The Brave New World of Patient and Family Engagement-2016 Policy and Practice Update
The engagement of patients and families in the design and coordination of health care services at the levels of policy, organization and direct delivery has become a centerpiece of current healthcare improvement efforts. Legislation supporting, and in some instances mandating, explicit and meaningful involvement is accelerating internationally, regionally and locally through efforts tied to the Affordable Care Act, including the CMS Partnership for Patients, Patient Centered Medical Home (PCMH), Value-Based Purchasing and the Patient Centered Outcomes Research Institute (PCORI). Dr. Susan Frampton, patient rights advocate, patient-centered policy expert, and president of Planetree – the oldest patient and family engagement non-profit in the US, sits at the center of this movement. Dr. Frampton, a medical anthropologist, currently co-chairs the National Quality Forum’s National Quality Partnership Leadership Consortium, and chaired the National Academy of Medicine’s Scientific Advisory Panel on the Evidence-Base for Patient-Engaged Care. She understands what it takes to translate both research and policy into change strategies that deliver the practical outcomes our healthcare system is committed to accomplishing in the quest to reach the Quadruple Aim.
Quality Checking Your Patient and Family Engagement Strategies
What do Medicare Shared Savings/ACO regulations, Patient Centered Medical Home standards, and Meaningful Use thresholds have in common? They all require the engagement of patients in their own health care, and have thus catapulted Patient Family Engagement- PFE- to the top of many healthcare providers’ priority lists. But PFE will not occur simply by providing information to consumers. Patients and families have experienced a system of patriarchal care that has created passivity, and in some cases fear of retribution for being labeled “difficult”. Deep culture change efforts are necessary to address the environment –both physical and emotional - in which care is delivered. Concurrently, finding ways to motivate patients and families to seek out and use relevant information as they actively participate in their care requires not only a change in the patient, but a change to the processes and expectations of organizations across the continuum of care. It requires the adoption of new perspectives and practices at the level of policy, organization, and individual care. It also requires a framework with which to organize actions so that priorities can be set in an efficient and effective manner.

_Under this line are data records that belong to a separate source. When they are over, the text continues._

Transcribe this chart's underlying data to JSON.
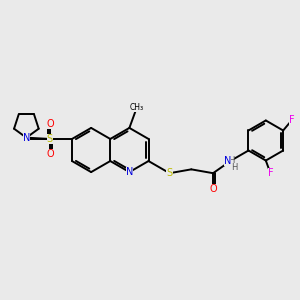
{
  "background_color": "#eaeaea",
  "atom_colors": {
    "N": "#0000dd",
    "O": "#ff0000",
    "S": "#bbbb00",
    "F": "#ee00ee",
    "H": "#555555",
    "C": "#000000"
  },
  "bond_color": "#000000",
  "bond_lw": 1.4,
  "font_size_atoms": 7.0,
  "font_size_methyl": 5.5,
  "xlim": [
    0,
    10
  ],
  "ylim": [
    0,
    10
  ]
}
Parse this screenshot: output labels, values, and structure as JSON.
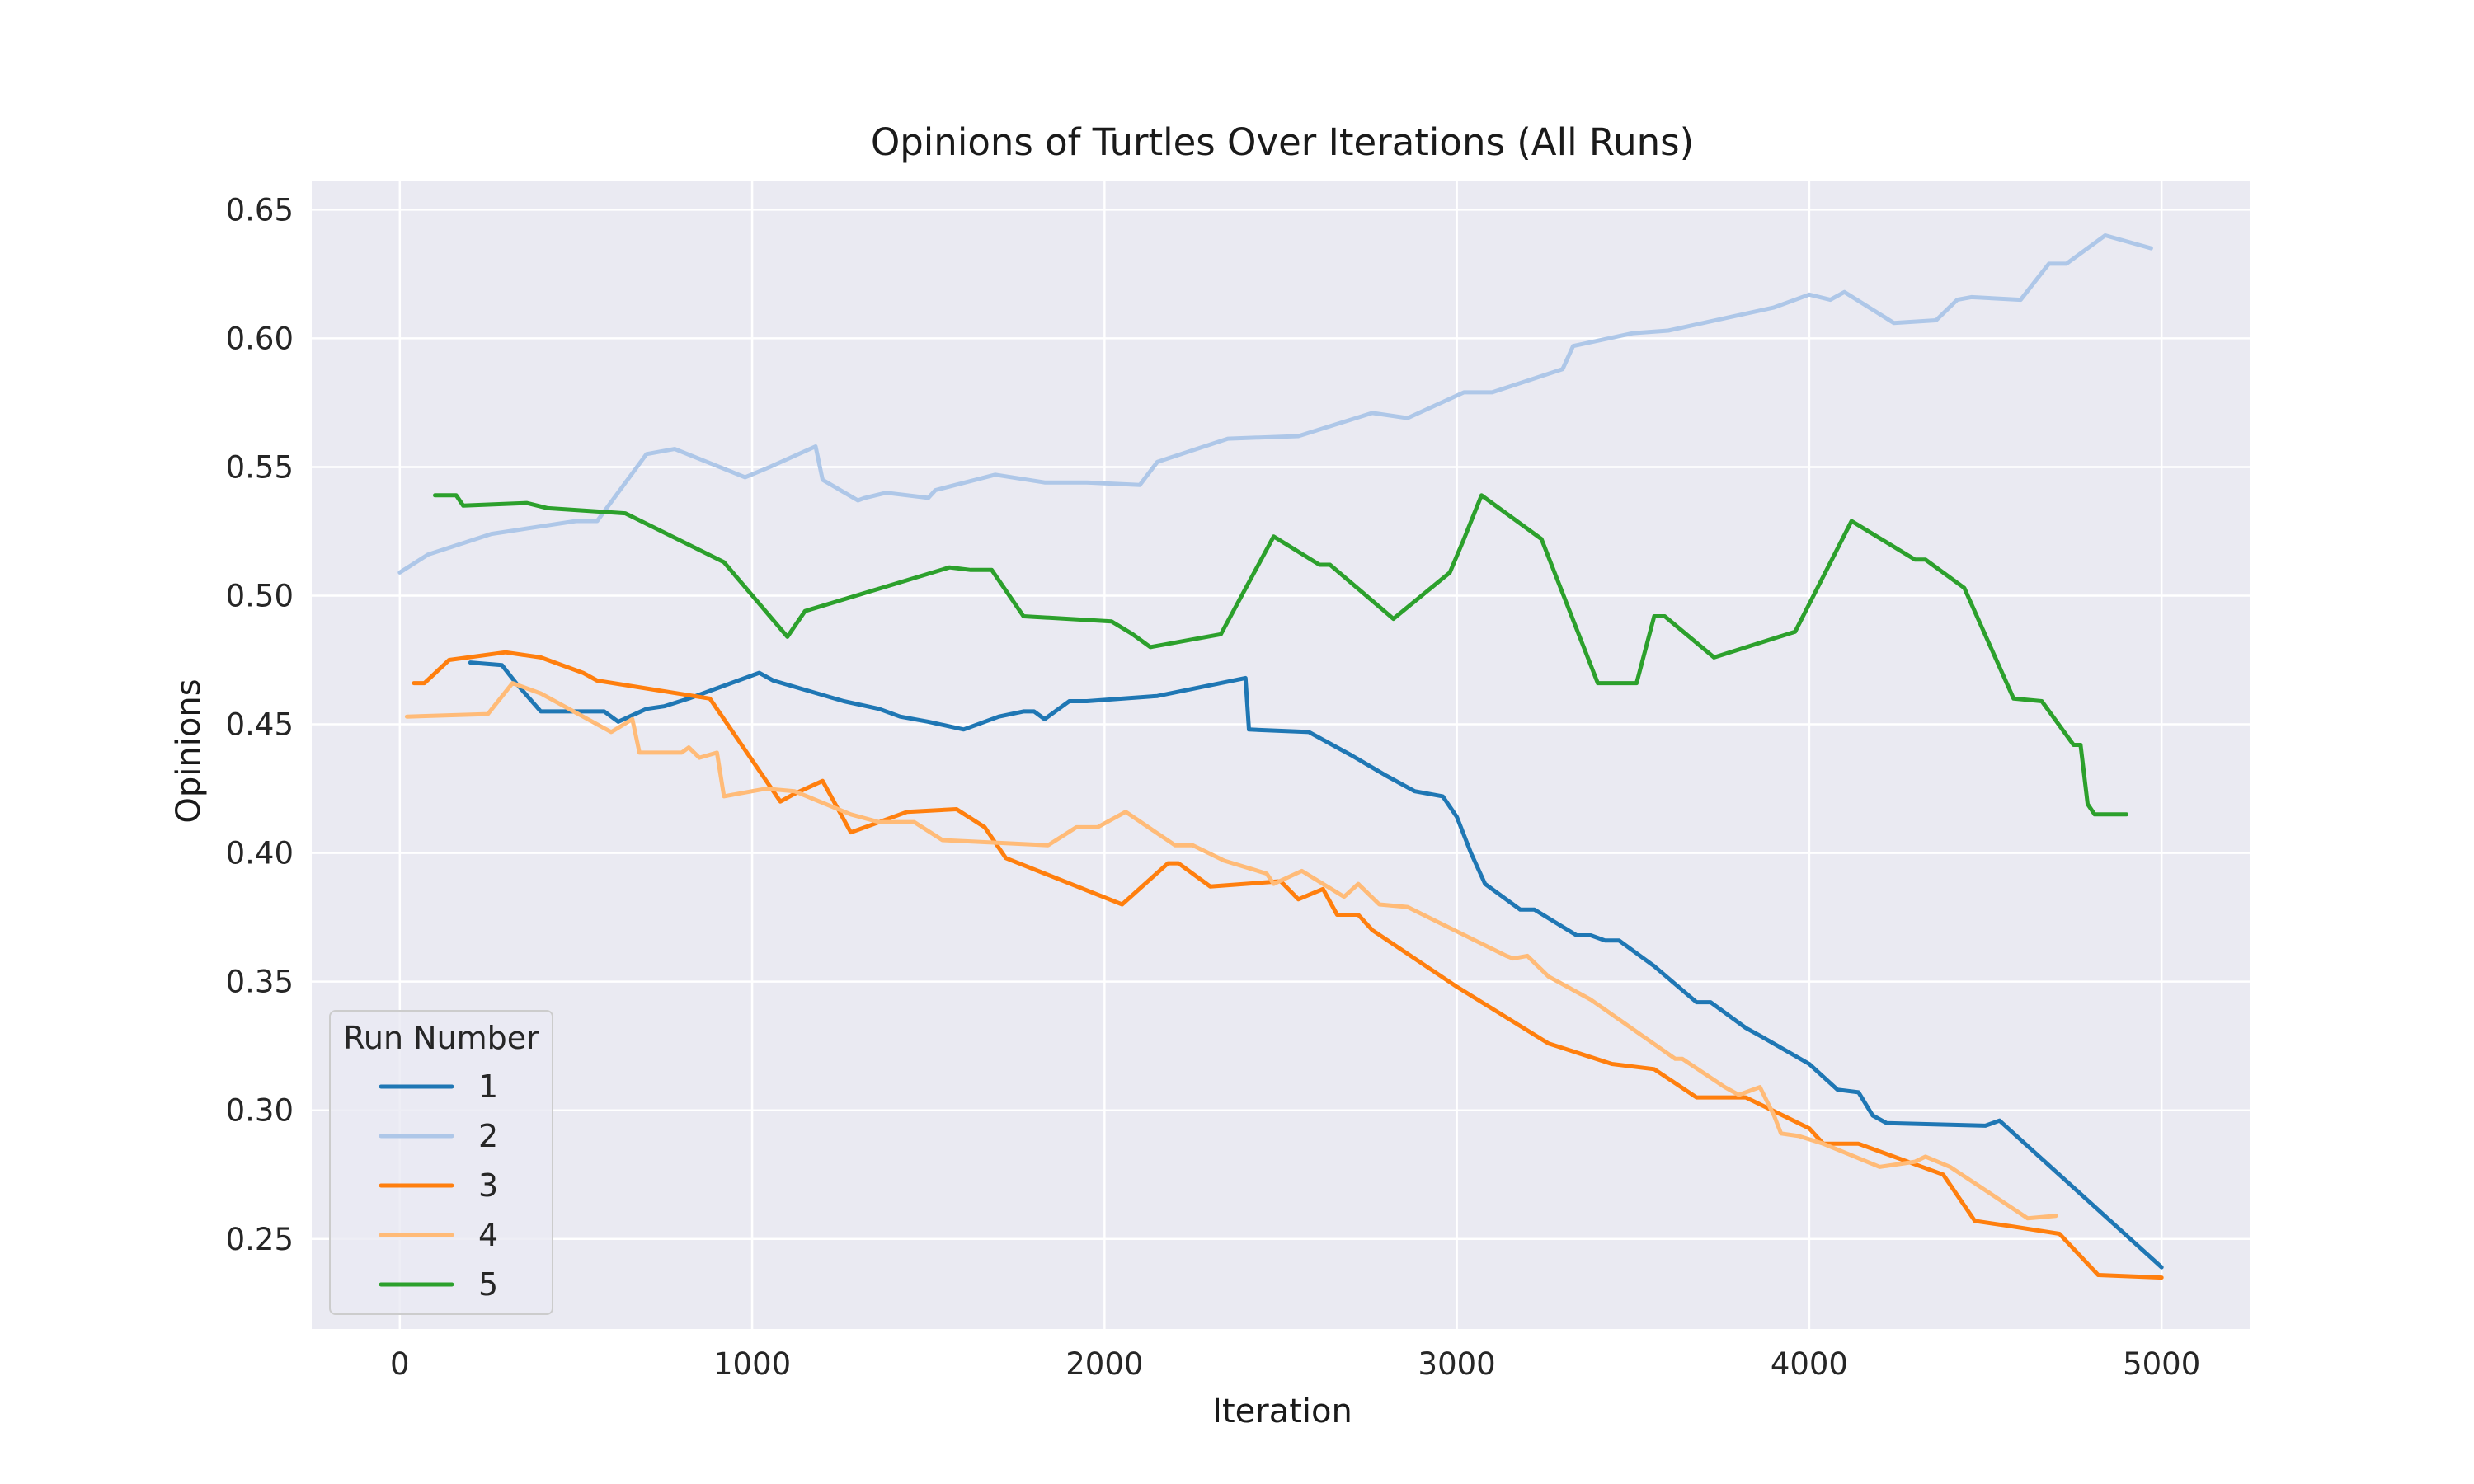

There exists today an overwhelming plethora of potential engagement approaches, ideas, and activities for providers to choose from. Many changes in practice have been put in place at both organizational and direct care levels, but little is done to assure that these initiatives remain active, effective, and impactful. Ensuring that your PFE strategies are the right ones, in the right place, at the right time is critical. Employing the right tools and strategies for quality checking your PFE tactics will ensure that resources are dedicated to well-aligned undertakings that achieve demonstrable outcomes.